By Patrick Sullivan

After more than 35 years together, it’s no surprise to see a married couple finishing each other’s sentences. But Sigrun Seifert and Joseph Grubaugh are just as likely to finish each other’s instruments. Laboring side-by-side in their 900-square-foot workshop in northern California, the two luthiers have made and restored hundreds of instruments together in a trade that’s often considered a solitary pursuit. The partnership between these two skilled makers is based on respect, a profound knowledge of each other’s skills—and a lot of playful banter.

“It’s like a pas de deux,” Seifert explains. “After so many years, you don’t even have to talk to know that your partner is going to be right there where you need them. We’re like one brain with four hands.”

“Well, one and a half brains,” says Grubaugh.

“Wait—who’s the half?” Seifert asks with a chuckle.

“We ask each other’s opinion, sometimes really not getting the answer that we’re hoping for.”

—Joseph Grubaugh

Both were talented makers before they met. Seifert studied violin making in Mittenwald, Germany, while Grubaugh apprenticed with master violin maker Albert C. Muller. Their preexisting talents were critical to creating a partnership of equals, the couple says. “If I had had to teach Sigrun how to be a violin maker or vice versa, we would have been divorced about four days before we got married,” Grubaugh explains. “We were both already fluent.”

The couple met in the Los Angeles shop of legendary maker and restorer Hans Weisshaar, and built their first instrument together in 1982. That debut collaboration turned out to be a real challenge—largely because they weren’t always in the shop together. Working alone sometimes meant one would forge ahead on a piece of the project or redo something the other had done the day before.

“I would correct something he’d done, and he would tell me that I had ruined it,” Seifert recalls with a laugh.

But that frustration taught them the value of communication and working side by side. And before long, they were winning gold medals in Violin Society of America competitions with instruments they’d made together. They quickly realized they brought different styles to the craft. The Mittenwald-trained Seifert was focused on being as clean and precise as possible. “Joe helped me to loosen up, approach it differently,” she says.

“And she pulled me out of the mud frequently,” Grubaugh says.

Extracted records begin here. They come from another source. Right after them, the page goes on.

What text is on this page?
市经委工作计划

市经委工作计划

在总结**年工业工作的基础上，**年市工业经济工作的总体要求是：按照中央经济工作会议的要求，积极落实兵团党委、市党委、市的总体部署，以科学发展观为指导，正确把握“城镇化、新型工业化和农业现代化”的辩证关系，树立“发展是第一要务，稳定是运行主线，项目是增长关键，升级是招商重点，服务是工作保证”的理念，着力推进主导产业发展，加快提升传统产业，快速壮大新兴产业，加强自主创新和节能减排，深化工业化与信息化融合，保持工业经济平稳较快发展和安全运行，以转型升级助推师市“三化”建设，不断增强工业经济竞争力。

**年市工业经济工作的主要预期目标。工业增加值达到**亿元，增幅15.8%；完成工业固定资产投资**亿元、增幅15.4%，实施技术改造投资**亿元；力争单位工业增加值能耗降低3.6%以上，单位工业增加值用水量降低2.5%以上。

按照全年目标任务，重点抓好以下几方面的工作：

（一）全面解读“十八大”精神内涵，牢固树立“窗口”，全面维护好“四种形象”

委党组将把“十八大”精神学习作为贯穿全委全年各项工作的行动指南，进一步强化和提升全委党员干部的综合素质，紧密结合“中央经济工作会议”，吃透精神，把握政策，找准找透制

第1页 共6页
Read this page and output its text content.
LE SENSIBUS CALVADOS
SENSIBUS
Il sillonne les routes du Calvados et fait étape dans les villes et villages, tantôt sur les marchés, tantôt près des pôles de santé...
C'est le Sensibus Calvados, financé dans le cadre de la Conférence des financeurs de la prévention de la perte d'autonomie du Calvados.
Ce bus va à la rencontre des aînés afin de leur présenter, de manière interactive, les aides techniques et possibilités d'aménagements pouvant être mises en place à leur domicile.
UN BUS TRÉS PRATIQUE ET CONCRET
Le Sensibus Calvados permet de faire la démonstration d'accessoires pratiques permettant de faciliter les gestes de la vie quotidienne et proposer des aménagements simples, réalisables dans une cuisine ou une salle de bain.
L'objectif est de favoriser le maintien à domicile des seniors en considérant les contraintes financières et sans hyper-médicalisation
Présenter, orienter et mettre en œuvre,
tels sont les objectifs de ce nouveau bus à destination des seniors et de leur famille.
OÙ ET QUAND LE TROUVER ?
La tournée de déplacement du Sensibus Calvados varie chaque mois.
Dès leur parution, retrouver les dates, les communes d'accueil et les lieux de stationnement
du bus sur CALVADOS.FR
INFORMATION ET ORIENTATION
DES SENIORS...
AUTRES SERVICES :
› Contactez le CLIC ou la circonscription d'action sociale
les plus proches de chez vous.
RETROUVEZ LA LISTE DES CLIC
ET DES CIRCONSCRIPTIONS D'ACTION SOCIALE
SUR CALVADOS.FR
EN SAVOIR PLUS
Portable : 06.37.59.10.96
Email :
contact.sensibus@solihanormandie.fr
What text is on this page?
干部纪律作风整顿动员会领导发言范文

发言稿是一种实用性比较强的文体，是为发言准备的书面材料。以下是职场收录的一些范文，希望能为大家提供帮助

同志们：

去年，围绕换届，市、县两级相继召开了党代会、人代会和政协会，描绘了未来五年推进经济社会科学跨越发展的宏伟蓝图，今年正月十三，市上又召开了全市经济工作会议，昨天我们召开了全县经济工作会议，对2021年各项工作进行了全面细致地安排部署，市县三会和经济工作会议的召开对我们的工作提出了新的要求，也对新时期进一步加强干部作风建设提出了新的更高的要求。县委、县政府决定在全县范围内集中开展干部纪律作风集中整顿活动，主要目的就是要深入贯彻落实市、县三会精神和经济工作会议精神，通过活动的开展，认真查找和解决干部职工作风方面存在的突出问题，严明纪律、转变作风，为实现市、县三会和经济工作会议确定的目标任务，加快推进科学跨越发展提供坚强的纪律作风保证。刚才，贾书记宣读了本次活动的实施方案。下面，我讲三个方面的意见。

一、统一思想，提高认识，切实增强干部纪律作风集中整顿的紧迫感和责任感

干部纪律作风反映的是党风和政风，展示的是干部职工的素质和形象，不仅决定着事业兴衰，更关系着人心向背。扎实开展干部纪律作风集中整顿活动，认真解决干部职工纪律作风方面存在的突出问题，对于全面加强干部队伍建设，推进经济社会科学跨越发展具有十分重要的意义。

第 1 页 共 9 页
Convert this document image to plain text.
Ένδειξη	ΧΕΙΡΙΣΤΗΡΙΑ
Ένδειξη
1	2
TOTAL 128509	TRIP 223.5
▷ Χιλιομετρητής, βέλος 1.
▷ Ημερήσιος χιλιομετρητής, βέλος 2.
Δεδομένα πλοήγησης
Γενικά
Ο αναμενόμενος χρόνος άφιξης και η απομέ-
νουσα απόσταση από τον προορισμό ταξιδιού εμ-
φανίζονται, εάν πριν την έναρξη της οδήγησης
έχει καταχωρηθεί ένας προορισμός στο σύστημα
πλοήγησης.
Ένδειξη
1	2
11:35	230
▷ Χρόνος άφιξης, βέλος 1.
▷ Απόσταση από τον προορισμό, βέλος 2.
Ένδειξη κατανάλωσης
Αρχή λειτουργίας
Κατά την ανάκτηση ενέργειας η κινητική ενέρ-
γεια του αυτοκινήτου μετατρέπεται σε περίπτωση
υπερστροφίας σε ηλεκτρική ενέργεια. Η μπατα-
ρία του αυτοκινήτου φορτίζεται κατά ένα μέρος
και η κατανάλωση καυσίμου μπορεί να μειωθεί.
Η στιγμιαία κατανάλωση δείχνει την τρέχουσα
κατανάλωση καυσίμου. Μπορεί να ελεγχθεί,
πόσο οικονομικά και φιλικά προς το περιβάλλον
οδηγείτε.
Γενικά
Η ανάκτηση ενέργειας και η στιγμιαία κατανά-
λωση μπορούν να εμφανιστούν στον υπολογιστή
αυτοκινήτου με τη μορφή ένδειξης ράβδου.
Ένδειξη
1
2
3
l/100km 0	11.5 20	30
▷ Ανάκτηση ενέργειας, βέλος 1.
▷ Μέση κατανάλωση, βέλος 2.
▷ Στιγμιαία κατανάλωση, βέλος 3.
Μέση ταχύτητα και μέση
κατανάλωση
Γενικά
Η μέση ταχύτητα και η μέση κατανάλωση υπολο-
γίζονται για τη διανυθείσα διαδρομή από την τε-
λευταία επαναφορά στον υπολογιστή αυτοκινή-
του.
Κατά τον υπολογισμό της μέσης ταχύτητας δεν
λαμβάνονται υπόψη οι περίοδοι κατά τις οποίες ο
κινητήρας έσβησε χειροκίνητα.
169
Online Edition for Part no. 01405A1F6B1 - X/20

Today, they sometimes divide up projects by what each enjoys. Grubaugh likes fitting necks, while Seifert enjoys soundposts. And they both recognize each other’s special skills. “Sigrun has some real talent on restoration that far outstrips mine,” Grubaugh says. “Retouching or fitting a patch, I do demur on that.”

They are aware of other married couples that divide instrument-making with bright lines—one is the scroll carver, and the other is the body maker, for example. But on the whole, Grubaugh and Seifert juggle tasks interchangeably. “I can take over what Joe is doing and vice versa,” Seifert says. “There’s never, ‘Oh, I have to do this.’”

And in some cases, they work right on top of each other.

“We varnished a cello that way,” Grubaugh says. “I was varnishing and she said, ‘Here, here!’ And I gave her the brush. And then I said, ‘Here, here!’ That’s maybe when it’s the most fun.”

Working together has also helped them be more honest in evaluating and improving their instruments. “If you do something completely by yourself, your ego can get in the way,” Seifert says. “But here, we couldn’t always tell what was what, which was his or mine, so it made looking at it honestly much easier.”

Communication is key, at the outset of a project and as it moves along. “We throw ideas at each other—sometimes really stupid ideas,” Grubaugh says. “And sometimes that jars something loose in the other person’s brain. A better idea usually comes out of that.”

They often solicit each other’s feedback. “One set of eyes will overlap with the other,” Grubaugh says. “We ask each other’s opinion, sometimes really not getting the answer that we’re hoping for.”

A violin-making partnership might seem to offer a thousand opportunities for disagreement. But surprisingly, the pair says they rarely argue over instruments. “We’re in a traditional field,” Grubaugh says. “You can’t go too far adrift.”

Indeed, the worst design disagreement they can recall had nothing to do with instruments—it was a three-day squabble over plans for a back gate on their property. “But violins, they’re designed for you,” Seifert says. They do know couples who broke up after starting to collaborate on instruments. But they believe tensions can be managed. “If it gets too tight in your shop, too tense, go for a walk,” Seifert advises. “Together.”

Other violin-making couples they know are still married, but one has bowed out of the trade. It’s often the woman, Seifert says. “I kept my own name, and that helped,” she says. “I’m not just the little wifey who helps the husband. I have my own identity. People know we’re equal.”

And they both push back politely on the idea that there’s something unorthodox about a married couple teaming up to make violins. “It might be unusual in this day and age, but it’s not that unusual in history,” Grubaugh says. “There is a thought that del Gesù’s wife was there in the workshop with him. France has a long history of couples working together on violins. The women haven’t been written about much, but they were sure there.”